Reklama

Bezpieczeństwo Wewnętrzne

Dane o przestępcach "wyparowały" z brytyjskiego systemu komputerowego

Fot. Pixabay
Fot. Pixabay

Z akt brytyjskich służb policyjnych i śledczych mogły wręcz przysłowiowo „wyparować” dane komputerowe odnoszące się do konkretnych śledztw oraz przestępstw. Obecnie służby mają starać się odtworzyć utracone dane i zapewniają, że będzie to możliwe. Jednak, dla brytyjskiego ministerstwa spraw wewnętrznych, policji i innych organów zajmujących się bezpieczeństwem wewnętrznym nastał trudny okres. Pytaniem otwartym pozostaje na ile utrata, chwilowa(?), danych może praktycznie przełożyć się na kwestię działania przestępców i prowadzenia śledztw.
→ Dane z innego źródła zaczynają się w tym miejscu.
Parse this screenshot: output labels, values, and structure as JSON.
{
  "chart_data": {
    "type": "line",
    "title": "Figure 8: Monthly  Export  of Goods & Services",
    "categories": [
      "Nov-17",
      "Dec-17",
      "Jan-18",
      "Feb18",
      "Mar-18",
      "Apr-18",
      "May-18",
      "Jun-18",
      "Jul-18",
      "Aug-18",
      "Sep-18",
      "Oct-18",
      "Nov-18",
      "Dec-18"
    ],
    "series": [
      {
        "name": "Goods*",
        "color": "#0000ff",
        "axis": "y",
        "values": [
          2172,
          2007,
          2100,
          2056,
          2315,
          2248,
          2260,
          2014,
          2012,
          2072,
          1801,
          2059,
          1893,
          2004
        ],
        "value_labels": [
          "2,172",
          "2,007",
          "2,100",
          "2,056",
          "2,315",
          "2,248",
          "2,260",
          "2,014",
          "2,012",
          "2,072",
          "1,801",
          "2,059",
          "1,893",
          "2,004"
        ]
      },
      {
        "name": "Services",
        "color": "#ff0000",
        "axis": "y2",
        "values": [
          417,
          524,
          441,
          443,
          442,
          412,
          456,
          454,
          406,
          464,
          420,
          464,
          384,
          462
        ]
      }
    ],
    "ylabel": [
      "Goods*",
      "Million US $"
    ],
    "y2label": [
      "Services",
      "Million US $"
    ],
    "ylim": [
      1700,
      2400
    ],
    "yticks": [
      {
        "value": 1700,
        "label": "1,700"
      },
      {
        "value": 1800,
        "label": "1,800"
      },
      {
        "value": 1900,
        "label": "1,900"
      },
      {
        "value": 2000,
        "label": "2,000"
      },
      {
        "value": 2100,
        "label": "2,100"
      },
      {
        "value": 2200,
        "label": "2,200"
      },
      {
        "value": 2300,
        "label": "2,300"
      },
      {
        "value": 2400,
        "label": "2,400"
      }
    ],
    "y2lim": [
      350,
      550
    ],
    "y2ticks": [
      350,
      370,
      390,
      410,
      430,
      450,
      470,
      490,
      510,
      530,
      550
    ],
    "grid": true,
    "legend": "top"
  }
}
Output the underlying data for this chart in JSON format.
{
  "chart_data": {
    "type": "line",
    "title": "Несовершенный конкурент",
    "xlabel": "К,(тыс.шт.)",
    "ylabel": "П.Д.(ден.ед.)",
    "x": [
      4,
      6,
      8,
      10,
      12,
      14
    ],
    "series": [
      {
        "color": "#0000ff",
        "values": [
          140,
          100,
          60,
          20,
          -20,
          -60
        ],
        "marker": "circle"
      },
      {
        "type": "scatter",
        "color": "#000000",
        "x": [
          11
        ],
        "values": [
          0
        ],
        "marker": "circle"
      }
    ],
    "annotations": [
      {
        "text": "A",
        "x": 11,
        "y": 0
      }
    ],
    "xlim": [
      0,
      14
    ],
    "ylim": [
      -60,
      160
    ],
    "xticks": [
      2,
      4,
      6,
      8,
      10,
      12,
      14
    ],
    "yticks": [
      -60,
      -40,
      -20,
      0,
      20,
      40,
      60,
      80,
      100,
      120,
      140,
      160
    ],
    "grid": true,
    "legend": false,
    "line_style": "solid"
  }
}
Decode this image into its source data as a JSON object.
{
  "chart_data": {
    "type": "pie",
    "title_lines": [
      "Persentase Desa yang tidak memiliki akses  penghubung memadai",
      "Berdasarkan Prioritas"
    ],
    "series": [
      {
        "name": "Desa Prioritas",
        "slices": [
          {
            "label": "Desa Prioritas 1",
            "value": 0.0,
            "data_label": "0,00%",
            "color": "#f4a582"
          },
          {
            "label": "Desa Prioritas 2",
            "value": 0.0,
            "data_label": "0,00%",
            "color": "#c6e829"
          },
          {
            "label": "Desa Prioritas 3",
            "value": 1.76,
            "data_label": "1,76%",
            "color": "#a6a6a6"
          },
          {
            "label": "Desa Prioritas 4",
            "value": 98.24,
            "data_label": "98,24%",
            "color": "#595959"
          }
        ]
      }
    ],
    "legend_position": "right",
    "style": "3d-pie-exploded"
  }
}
W wyniku błędu w obsłudze systemu komputerowego z wirtualnych akt brytyjskich służb porządkowych mogły zniknąć dane odnoszące się do lekko ponad 15 tys. osób. Samo ministerstwo spraw wewnętrznych potwierdziło wskazane problemy z wirtualnymi archiwami, ale wskazuje, że trwają prace nad przywróceniem dostępu do utraconych danych.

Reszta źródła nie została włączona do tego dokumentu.